Intro to Data Cleaning with OpenRefine

OpenRefineLogo

What is OpenRefine?

A power tool for working with messy data

More powerful than a spreadsheet

More interactive and visual than scripting

More experimental/playful than a database

David Huynh, OpenRefine creator

OpenRefine is a free, open-source Java application. You can download it from http://openrefine.org/download.html. There is more information on install options on the setup page.

Using OpenRefine enables you to:

detect instances of inconsistent or messy data
take steps to address those issues
enhance your data by linking to external sources

Or you might not have any clear idea in advance of what you want or need to do. OpenRefine is very useful there too, for exploring a dataset and identify what might be useful next steps.

What is messy data? And why should you clean it?

Data that needs cleaning is often called messy data. It is data that is inconsistent or poorly structured in some way. This could be in relation to how it is formatted, where data appears, or in terminology used.

Typically you will look to clean your data because you’re going to do something else with it. For example, to visualise it or present it in some way, or to analyse or draw conclusions from it. Cleaning your data will help ensure data visualisation or data analysis is accurate and reliable. It is thus an important process for researchers to be aware of when using data in their research.

Some examples of messy data

Dates may be in different formats:

Data you have	Desired Data
1st January 2014	2014-01-01
01/01/2014	2014-01-01
Jan 1 2014	2014-01-01
2014-01-01	2014-01-01

Names of people or places may be misspelt or not capitalised:

Data you have	Desired Data
London	London
London]	London
London,]	London
london	London

Information bundled together that you might want in a more granular layout. For example, you may want to get from address data like this:

Address
University of Wales, Llyfrgell Thomas Parry Library, Llanbadarn Fawr, ABERYSTWYTH, Ceredigion, SY23 3AS
University of Aberdeen, Queen Mother Library, Meston Walk, ABERDEEN, AB24 3UE
University of Birmingham, Barnes Library, Medical School, BIRMINGHAM, West Midlands, B15 2TT
University of Warwick, Library, Gibbett Hill Road, COVENTRY, CV4 7AL

to something more like this:

Institution	Library	Address 1	Town/City	Region	Postcode
University of Wales	Llyfrgell Thomas Parry Library	Llanbadarn Fawr	Aberystwyth	Ceredigion	SY23 3AS
University of Aberdeen	Queen Mother Library	Meston Walk	Aberdeen		AB24 3UE
University of Birmingham	Barnes Library	Medical School	Birmingham	West Midlands	B15 2TT
University of Warwick	Library	Gibbett Hill Road	Coventry		CV4 7AL

Tidy Data

The last example above where data is restructured relates to tidy data.
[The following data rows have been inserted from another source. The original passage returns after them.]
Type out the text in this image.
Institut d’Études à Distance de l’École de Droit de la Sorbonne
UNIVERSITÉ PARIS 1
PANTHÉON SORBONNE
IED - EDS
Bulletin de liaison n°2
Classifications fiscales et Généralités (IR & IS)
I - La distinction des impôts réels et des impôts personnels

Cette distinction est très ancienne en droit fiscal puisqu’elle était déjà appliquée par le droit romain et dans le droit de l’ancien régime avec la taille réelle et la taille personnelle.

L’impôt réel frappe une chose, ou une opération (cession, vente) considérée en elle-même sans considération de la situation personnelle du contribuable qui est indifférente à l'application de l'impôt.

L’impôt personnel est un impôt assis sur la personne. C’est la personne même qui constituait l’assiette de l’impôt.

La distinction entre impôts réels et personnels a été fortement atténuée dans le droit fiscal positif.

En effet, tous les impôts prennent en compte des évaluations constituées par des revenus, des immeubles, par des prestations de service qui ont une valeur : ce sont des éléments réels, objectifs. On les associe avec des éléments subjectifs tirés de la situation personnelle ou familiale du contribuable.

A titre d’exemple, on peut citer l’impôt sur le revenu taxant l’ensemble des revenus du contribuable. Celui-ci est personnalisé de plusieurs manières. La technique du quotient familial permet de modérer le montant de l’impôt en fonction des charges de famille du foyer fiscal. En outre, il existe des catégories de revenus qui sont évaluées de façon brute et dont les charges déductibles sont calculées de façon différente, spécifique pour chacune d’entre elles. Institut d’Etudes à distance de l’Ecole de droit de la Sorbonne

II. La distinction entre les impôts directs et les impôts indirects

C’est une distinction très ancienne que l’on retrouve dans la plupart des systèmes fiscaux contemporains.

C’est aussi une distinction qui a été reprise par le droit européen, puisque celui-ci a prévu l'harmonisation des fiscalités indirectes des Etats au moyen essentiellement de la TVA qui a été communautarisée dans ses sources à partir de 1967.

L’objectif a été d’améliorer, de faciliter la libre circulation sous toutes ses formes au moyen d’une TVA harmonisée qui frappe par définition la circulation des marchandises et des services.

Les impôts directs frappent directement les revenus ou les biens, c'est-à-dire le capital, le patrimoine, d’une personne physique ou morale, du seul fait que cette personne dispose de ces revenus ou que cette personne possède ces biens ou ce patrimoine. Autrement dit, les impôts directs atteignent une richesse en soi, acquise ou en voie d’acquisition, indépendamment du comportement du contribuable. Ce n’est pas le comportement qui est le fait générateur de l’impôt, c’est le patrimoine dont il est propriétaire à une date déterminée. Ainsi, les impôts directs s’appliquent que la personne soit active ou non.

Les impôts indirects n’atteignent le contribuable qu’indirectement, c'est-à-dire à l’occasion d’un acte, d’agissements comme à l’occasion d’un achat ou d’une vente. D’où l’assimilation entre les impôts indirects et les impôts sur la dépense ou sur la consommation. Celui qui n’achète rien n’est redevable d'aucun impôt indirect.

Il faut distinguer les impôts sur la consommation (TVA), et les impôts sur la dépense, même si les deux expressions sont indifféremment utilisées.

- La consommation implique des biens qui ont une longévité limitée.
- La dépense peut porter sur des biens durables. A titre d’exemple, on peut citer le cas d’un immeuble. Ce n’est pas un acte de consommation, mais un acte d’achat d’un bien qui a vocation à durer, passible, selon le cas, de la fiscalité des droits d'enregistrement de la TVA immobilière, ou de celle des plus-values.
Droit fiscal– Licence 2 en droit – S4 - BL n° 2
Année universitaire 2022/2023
This can be thought of as a subset of clean data, more concerned with structuring data correctly. Hadley Wickham has written a really good introduction to this topic.
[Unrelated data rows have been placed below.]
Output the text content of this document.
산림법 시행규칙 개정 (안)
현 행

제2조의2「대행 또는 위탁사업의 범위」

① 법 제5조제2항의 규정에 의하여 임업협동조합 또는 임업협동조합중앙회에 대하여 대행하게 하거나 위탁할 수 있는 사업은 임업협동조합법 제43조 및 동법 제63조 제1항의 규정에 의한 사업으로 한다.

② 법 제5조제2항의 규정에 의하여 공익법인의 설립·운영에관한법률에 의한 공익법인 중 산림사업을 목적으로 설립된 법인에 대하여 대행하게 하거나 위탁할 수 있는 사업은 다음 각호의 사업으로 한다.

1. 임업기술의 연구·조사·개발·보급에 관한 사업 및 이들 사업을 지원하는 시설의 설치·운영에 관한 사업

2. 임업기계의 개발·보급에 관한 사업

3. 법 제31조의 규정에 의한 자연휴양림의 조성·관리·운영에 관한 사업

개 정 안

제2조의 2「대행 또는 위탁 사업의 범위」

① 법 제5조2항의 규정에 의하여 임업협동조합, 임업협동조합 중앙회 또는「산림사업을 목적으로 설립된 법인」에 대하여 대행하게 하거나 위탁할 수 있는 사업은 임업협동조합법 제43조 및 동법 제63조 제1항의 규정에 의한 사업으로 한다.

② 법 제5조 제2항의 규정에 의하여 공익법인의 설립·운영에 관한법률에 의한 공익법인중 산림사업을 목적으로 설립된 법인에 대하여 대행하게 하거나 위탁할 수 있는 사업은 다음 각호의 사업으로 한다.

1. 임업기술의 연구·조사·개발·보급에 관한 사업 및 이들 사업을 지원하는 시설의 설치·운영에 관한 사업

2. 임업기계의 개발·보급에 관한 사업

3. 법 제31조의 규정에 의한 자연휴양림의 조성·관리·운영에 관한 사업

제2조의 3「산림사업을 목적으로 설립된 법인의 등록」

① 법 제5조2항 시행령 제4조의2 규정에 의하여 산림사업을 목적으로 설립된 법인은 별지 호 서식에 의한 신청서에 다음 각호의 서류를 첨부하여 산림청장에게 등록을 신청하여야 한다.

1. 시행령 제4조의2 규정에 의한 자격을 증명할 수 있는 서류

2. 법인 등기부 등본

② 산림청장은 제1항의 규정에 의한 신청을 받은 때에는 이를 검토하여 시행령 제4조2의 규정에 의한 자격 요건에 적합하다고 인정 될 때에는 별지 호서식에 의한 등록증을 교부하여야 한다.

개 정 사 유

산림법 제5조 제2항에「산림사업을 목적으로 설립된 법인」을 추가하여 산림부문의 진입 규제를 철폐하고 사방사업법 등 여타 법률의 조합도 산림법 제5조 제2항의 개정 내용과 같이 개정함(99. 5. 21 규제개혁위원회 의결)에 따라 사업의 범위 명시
“Tidy datasets are easy to manipulate, model and visualise, and have a specific structure:

*each variable is a column, *

*each observation is a row, and *

each type of observational unit is a table.” Hadley Wickham, Tidy Data

In the same article, Wickham writes

““It is often said that 80% of data analysis is spent on the process of cleaning and preparing the data. Data preparation is not just a first step, but must be repeated many times over the course of analysis as new problems come to light or new data is collected.”

Data Types

OpenRefine accepts data in many different formats - excel, csv, xml, json etc. - but in structure it is tabular. And when we talk about messy data we are talking about values in cells in those tables. Blank cells, duplicates, errors. Data types also relates to how OpenRefine treats numbers, strings etc. - we’ll look more at that later.

Enhancing your Data

As well as cleaning messy data, OpenRefine can be used to enhance your dataset. For example, if you have a list of names of people which can be linked to records in an external authority, related data can then be pulled in from that data source.
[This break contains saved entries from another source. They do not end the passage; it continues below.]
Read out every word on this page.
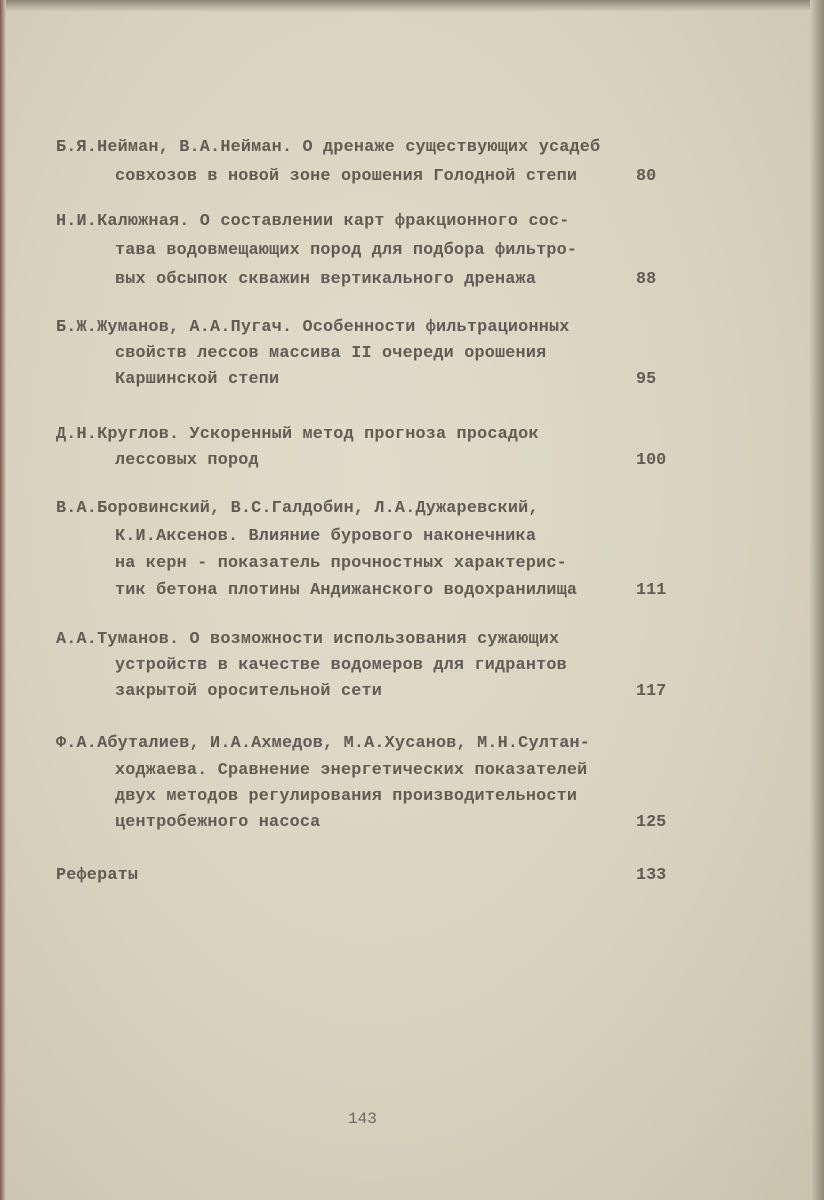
Б.Я.Нейман, В.А.Нейман. О дренаже существующих усадеб
совхозов в новой зоне орошения Голодной степи	80
Н.И.Калюжная. О составлении карт фракционного сос-
тава водовмещающих пород для подбора фильтро-
вых обсыпок скважин вертикального дренажа	88
Б.Ж.Жуманов, А.А.Пугач. Особенности фильтрационных
свойств лессов массива II очереди орошения
Каршинской степи	95
Д.Н.Круглов. Ускоренный метод прогноза просадок
лессовых пород	100
В.А.Боровинский, В.С.Галдобин, Л.А.Дужаревский,
К.И.Аксенов. Влияние бурового наконечника
на керн - показатель прочностных характерис-
тик бетона плотины Андижанского водохранилища	111
А.А.Туманов. О возможности использования сужающих
устройств в качестве водомеров для гидрантов
закрытой оросительной сети	117
Ф.А.Абуталиев, И.А.Ахмедов, М.А.Хусанов, М.Н.Султан-
ходжаева. Сравнение энергетических показателей
двух методов регулирования производительности
центробежного насоса	125
Рефераты	133
143
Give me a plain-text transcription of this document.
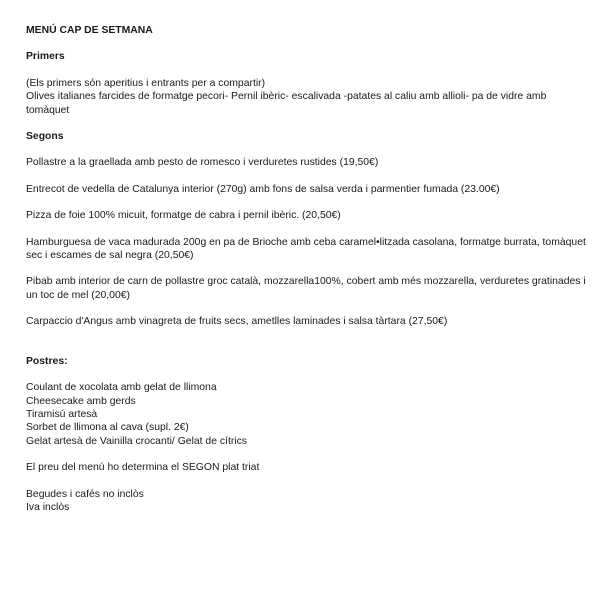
MENÚ CAP DE SETMANA
Primers
(Els primers són aperitius i entrants per a compartir)
Olives italianes farcides de formatge pecori- Pernil ibèric- escalivada -patates al caliu amb allioli- pa de vidre amb tomàquet
Segons
Pollastre a la graellada amb pesto de romesco i verduretes rustides (19,50€)
Entrecot de vedella de Catalunya interior (270g) amb fons de salsa verda i parmentier fumada (23.00€)
Pizza de foie 100% micuit, formatge de cabra i pernil ibèric. (20,50€)
Hamburguesa de vaca madurada 200g en pa de Brioche amb ceba caramel•litzada casolana, formatge burrata, tomàquet sec i escames de sal negra (20,50€)
Pibab amb interior de carn de pollastre groc català, mozzarella100%, cobert amb més mozzarella, verduretes gratinades i un toc de mel (20,00€)
Carpaccio d'Angus amb vinagreta de fruits secs, ametlles laminades i salsa tàrtara (27,50€)
Postres:
Coulant de xocolata amb gelat de llimona
Cheesecake amb gerds
Tiramisú artesà
Sorbet de llimona al cava (supl. 2€)
Gelat artesà de Vainilla crocanti/ Gelat de cítrics
El preu del menú ho determina el SEGON plat triat
Begudes i cafés no inclòs
Iva inclòs
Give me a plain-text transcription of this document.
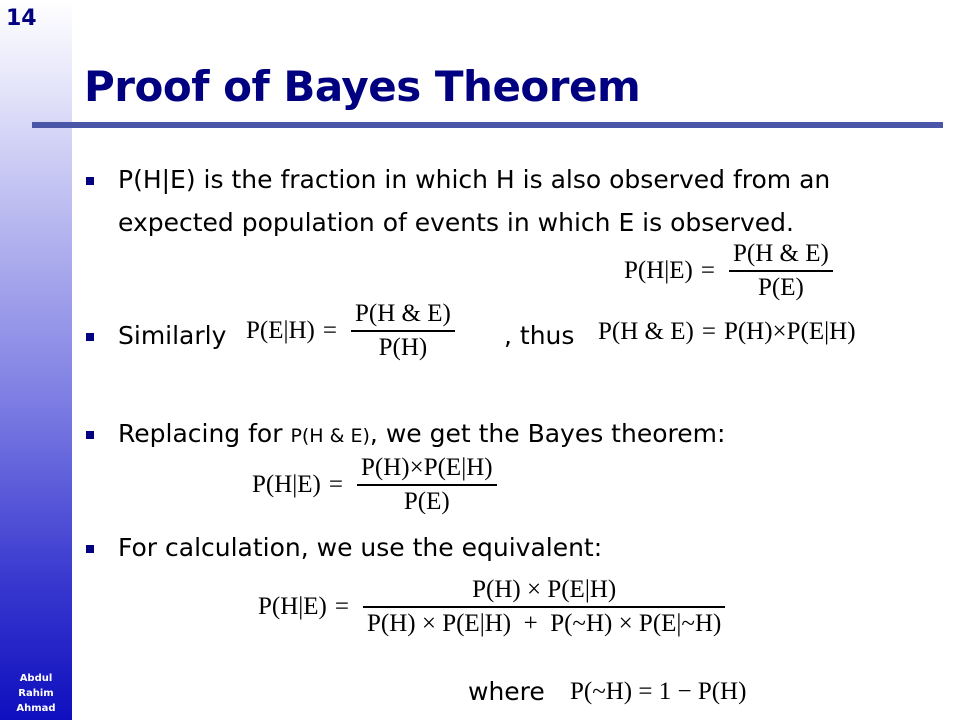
14
Abdul
Rahim
Ahmad
Proof of Bayes Theorem
P(H|E) is the fraction in which H is also observed from an
expected population of events in which E is observed.
$P(H|E) = \frac{P(H \& E)}{P(E)}$
Similarly $P(E|H) = \frac{P(H \& E)}{P(H)}$ , thus P(H & E) = P(H)×P(E|H)
Replacing for P(H & E), we get the Bayes theorem:
$P(H|E) = \frac{P(H)\times P(E|H)}{P(E)}$
For calculation, we use the equivalent:
$P(H|E) = \frac{P(H) \times P(E|H)}{P(H) \times P(E|H) + P(\sim H) \times P(E|\sim H)}$
where P(~H) = 1 − P(H)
Data you have	Date of Birth from VIAF (Virtual Int. Authority File)	Date of Death from VIAF
Braddon, M. E. (Mary Elizabeth)	1835	1915
Rossetti, William Michael	1829	1919
Prest, Thomas Peckett	1810	1879

Other reasons to use OpenRefine

It is important to know what you did to your data. Journals and granting agencies are increasingly requiring documentation of this. With OpenRefine, you can easily capture all of this and share it as supplemental material.
All actions are easily reversed in OpenRefine.
OpenRefine always uses a copy of your data and does not modify your original dataset.
OpenRefine always keeps your data private on your own computer until you choose to share it. It works by running a small server on your computer and using your web browser to interact with it, but your private data never leaves your computer unless you want it to.

💡 OpenRefine helps you…

✅ Clean - Find and fix inconsistency with faceting, clustering, cell transforms

✅ Transform - change formats, restructure, split/join multi-valued cells, split columns, transpose columns/rows

✅ Extend - enrich data by combining files, merging projects, fetching URLs, reconciliation with online databases…

✅ Automate - reuse your processing routine by exporting operation history in JSON!